En Europe, les compagnies aériennes négocient le carburant avec les raffineurs puis elles bloquent un volume puis un prix sur des durées et des montants fixes. On appelle cela le « Hedging ». Cette technique d’achat permet aux compagnies de fixer une valeur dite de couverture et donc, de s’acheter de la visibilité sur le poste le plus important de leurs dépenses. Dans cette stratégie, rien ne se passe au hasard, car les engagements sont capitaux. Se tromper revient à payer le carburant plus cher qu’un concurrent et là, la sanction est sans appel, car dans un marché hyperconcurrentiel, il est impossible de se refaire une santé en augmentant les prix des billets. L’effet d’une erreur de calcul est immédiat et incommensurable.

Avec la chute inattendue du pétrole (Coronavirus = demande plus faible. Combat géopolitique entre la Russie et l’Arabie Saoudite…), les compagnies européennes se retrouvent à payer le carburant non pas au tarif actuel, mais à celui négocié, c’est-à-dire à la valeur de couverture. C’est ainsi que le groupe Air France-KLM fait face à un manque à gagner qui, si le pétrole se stabilise à une valeur proche de 45 dollars US le baril, pourrait atteindre un milliard de dollars.

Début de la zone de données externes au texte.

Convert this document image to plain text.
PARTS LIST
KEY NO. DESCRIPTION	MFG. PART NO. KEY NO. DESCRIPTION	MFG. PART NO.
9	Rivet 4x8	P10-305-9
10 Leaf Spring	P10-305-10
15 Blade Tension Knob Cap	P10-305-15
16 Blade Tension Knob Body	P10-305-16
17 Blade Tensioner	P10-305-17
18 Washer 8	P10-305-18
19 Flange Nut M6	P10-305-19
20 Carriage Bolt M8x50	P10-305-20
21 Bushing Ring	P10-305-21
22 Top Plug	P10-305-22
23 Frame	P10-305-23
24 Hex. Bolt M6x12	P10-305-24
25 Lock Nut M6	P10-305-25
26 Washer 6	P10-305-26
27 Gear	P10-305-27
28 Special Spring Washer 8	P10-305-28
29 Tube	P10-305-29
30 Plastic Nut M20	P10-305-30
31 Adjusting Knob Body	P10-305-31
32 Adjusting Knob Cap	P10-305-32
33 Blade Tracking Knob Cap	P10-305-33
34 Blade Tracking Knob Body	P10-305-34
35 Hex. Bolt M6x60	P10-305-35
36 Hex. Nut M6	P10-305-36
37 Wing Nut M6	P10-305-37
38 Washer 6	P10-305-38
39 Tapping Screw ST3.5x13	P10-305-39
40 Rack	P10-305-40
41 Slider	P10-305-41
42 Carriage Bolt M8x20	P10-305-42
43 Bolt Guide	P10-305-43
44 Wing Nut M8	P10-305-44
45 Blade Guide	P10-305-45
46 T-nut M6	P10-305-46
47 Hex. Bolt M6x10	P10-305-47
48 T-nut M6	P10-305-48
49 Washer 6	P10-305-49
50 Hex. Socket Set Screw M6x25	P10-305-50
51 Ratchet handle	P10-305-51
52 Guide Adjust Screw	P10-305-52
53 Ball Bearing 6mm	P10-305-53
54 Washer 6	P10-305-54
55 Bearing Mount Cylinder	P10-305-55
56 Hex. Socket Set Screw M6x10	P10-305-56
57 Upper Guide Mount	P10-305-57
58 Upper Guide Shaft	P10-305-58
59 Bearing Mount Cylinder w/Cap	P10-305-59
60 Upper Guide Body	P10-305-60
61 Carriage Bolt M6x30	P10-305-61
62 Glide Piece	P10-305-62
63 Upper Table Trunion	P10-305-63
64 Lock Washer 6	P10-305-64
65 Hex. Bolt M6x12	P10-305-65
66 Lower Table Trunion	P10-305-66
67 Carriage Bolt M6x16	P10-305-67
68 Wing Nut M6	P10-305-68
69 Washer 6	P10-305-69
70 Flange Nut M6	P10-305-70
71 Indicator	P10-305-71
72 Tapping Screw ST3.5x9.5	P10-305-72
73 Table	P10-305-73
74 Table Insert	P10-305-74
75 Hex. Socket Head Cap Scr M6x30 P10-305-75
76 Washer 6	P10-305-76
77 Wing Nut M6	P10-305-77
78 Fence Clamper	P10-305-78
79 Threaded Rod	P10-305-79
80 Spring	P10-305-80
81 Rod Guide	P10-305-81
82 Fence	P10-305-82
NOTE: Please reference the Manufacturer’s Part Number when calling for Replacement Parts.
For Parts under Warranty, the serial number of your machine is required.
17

La raison de cette perte par rapport à la valeur de couverture est due au fait que Air France-KLM a couvert 65% des besoins de carburant attendus pour 2020 à environ 65 dollars US le baril  (référence : cours du Brent à la mi-février).

Le prix du carburant est capital

Pour Air France-KLM, le carburant représente environ 23% des coûts d’exploitation. En 2019, le groupe a dépensé 6,2 milliards de dollars US. Sans l’imposition de prix dû à la valeur de couverture ce montant aurait pu être réduit à 4,5 milliards de dollars US. Mais qui pouvait prédire une telle chute ?

Pour rappel, il y a 8 ans, le baril est monté à 128.4 dollars US puis il est redescendu à 27.10 dollars US en janvier 2016. Avec de telles variations, on comprend l’intérêt du Hedging.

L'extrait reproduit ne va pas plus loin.